Actualisé 17.01.2013 à 15:40

Législatives italiennes

L'outil anti-évasion fiscale fait polémique

Une polémique est née lors de la campagne des législatives italiennes à propos d'un instrument anti-évasion fiscale accusé par ses détracteurs d'être un «Big Brother fiscal».

Le «redditometro» («l'indicateur de richesse») doit entrer en vigueur cette année et concerner entre 35'000 et 40'000 personnes par an.

Le «redditometro» («l'indicateur de richesse») doit entrer en vigueur cette année et concerner entre 35'000 et 40'000 personnes par an.

La polémique faisait rage jeudi en Italie autour du «redditometro», instrument que le fisc s'apprête à mettre en place pour mener la chasse aux fraudeurs fiscaux, et qui s'est invité dans la campagne électorale pour les législatives du 24-25 février.

Conçu en 2010 pour aider l'administration fiscale à évaluer si les achats d'un contribuable sont cohérents avec ses revenus déclarés, le «redditometro» (littéralement «l'indicateur de richesse») doit entrer en vigueur cette année et concerner entre 35'000 et 40'000 personnes par an.

Pas un «Big Brother fiscal»

«Disons les choses clairement: il ne s'agit pas du Big Brother fiscal. Ce n'est pas un instrument de masse et il ne sera pas utilisé de cette façon», a expliqué Rossella Orlandi, l'une des initiatrices du projet au quotidien La Stampa jeudi, alors que l'entrée en vigueur de ce nouvel outil inquiète notamment les commerçants.

Pour l'heure, le texte final n'est pas encore rédigé, a tempéré Marco di Capua, directeur adjoint du fisc, en soulignant que seuls les écarts entre revenus et dépenses supérieurs à 1.000 euros par mois (12.000 euros par an) déclencheront des contrôles. «L'idée est de débusquer les gros fraudeurs et les faux pauvres», a-t-il souligné.

Vifs échanges

L'arrivée de cet outil a suffi à raviver la polémique sur les impôts qui occupe une bonne part de la campagne électorale.

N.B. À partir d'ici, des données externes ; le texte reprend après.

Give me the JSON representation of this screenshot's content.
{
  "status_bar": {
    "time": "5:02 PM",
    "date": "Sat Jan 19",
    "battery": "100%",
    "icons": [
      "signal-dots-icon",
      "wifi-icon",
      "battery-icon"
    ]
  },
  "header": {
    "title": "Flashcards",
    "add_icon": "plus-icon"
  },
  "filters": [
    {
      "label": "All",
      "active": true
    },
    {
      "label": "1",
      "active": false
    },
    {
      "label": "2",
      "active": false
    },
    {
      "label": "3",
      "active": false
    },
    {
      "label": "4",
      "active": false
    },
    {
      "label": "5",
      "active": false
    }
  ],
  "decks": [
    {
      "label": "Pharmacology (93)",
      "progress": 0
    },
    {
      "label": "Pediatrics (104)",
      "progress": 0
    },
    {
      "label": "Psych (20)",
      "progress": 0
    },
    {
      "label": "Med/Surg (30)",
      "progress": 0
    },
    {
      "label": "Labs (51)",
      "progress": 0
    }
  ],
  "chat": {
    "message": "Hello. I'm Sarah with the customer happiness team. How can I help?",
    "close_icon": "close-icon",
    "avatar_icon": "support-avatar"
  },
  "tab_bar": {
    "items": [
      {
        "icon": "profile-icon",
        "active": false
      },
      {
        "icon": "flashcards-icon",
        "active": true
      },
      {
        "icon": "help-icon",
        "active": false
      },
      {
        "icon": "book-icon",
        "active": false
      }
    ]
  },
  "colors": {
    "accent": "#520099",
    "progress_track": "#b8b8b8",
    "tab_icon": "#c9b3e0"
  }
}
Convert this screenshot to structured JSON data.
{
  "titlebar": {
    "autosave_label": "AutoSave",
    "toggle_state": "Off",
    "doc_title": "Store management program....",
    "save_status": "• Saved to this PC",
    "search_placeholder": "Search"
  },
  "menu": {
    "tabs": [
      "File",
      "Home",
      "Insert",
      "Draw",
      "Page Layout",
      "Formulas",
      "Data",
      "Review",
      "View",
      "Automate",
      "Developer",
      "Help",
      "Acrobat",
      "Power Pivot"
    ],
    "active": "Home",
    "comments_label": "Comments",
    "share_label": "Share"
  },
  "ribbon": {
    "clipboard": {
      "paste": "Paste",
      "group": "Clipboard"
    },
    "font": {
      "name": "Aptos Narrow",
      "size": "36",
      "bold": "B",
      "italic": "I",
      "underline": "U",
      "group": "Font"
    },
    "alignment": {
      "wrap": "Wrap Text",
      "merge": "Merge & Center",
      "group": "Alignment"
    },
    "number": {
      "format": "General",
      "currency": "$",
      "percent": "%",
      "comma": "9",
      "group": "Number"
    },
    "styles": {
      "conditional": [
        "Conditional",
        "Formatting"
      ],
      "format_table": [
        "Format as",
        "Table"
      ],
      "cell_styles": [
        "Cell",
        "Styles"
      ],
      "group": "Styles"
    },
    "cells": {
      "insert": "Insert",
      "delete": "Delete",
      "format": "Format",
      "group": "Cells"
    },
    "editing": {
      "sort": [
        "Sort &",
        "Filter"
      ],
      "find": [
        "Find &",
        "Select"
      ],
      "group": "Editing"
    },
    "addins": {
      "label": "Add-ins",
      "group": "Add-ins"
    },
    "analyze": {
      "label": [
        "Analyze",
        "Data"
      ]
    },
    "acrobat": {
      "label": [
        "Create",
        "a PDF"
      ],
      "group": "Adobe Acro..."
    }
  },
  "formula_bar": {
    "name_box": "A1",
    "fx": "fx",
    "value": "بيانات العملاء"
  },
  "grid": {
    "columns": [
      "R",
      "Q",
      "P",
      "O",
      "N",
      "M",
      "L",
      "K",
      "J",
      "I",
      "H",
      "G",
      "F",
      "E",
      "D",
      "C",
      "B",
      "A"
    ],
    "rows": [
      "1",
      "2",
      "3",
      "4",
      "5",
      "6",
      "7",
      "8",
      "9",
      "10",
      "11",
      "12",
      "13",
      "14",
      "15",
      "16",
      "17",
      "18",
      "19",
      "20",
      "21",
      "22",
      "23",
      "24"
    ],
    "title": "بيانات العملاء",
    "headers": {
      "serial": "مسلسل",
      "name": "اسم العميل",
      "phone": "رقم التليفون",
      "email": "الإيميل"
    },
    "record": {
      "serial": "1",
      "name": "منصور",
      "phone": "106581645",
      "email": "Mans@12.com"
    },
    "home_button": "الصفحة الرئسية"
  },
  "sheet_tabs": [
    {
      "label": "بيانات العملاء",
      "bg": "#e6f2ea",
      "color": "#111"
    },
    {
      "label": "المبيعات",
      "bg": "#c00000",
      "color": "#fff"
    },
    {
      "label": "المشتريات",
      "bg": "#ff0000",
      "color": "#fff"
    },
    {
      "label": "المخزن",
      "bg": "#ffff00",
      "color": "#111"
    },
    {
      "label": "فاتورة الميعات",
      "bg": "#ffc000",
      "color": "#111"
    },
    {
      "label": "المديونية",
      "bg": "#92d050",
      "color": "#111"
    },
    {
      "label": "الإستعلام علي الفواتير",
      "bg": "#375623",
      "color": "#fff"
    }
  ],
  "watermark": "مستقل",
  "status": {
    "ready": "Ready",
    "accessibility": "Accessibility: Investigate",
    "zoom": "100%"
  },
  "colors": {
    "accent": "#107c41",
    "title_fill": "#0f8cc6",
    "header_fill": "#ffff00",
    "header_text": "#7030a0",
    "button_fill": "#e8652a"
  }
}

Les candidats en lice, notamment l'actuel chef du gouvernement Mario Monti et son prédécesseur Silvio Berlusconi ont récemment eu de vifs échanges sur l'IMU, taxe foncière très impopulaire que les Italiens ont dû acquitter en décembre.

M. Monti accuse M. Berlusconi d'avoir laissé le pays dans un tel état qu'il n'a eu d'autre choix que d'augmenter les impôts, tandis que son adversaire lui reproche d'avoir aggravé la situation de l'Italie en recourant excessivement à la rigueur. (afp)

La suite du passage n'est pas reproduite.